5:4 And he shall stand and feed his flock in the strength of the LORD, in the majesty of the name of the LORD his God. And they shall live secure, for now he shall be great to the ends of the earth;  5:5 and he shall be the one of peace.

Luke 1:39-45, (46-55)
1:39 In those days Mary set out and went with haste to a Judean town in the hill country, 1:40 where she entered the house of Zechariah and greeted Elizabeth.  1:41 When Elizabeth heard Mary’s greeting, the child leaped in her womb. And Elizabeth was filled with the Holy Spirit  1:42 and exclaimed with a loud cry, “Blessed are you among women, and blessed is the fruit of your womb.  1:43 And why has this happened to me, that the mother of my Lord comes to me?  1:44 For as soon as I heard the sound of your greeting, the child in my womb leaped for joy. 1:45 And blessed is she who believed that there would be a fulfillment of what was spoken to her by the Lord.”

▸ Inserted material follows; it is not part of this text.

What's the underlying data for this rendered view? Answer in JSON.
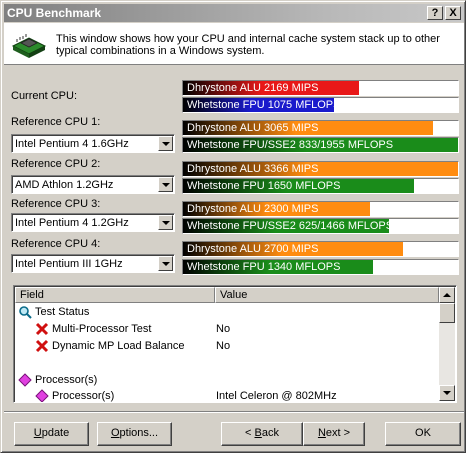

1:46 And Mary said, “My soul magnifies the Lord,  1:47 and my spirit rejoices in God my Savior, 1:48 for he has looked with favor on the lowliness of his servant. Surely, from now on all generations will call me blessed; 1:49 for the Mighty One has done great things for me, and holy is his name.  1:50 His mercy is for those who fear him from generation to generation. 1:51 He has shown strength with his arm; he has scattered the proud in the thoughts of their hearts. 1:52 He has brought down the powerful from their thrones, and lifted up the lowly; 1:53 he has filled the hungry with good things, and sent the rich away empty. 1:54 He has helped his servant Israel, in remembrance of his mercy, 1:55 according to the promise he made to our ancestors, to Abraham and to his descendants forever.”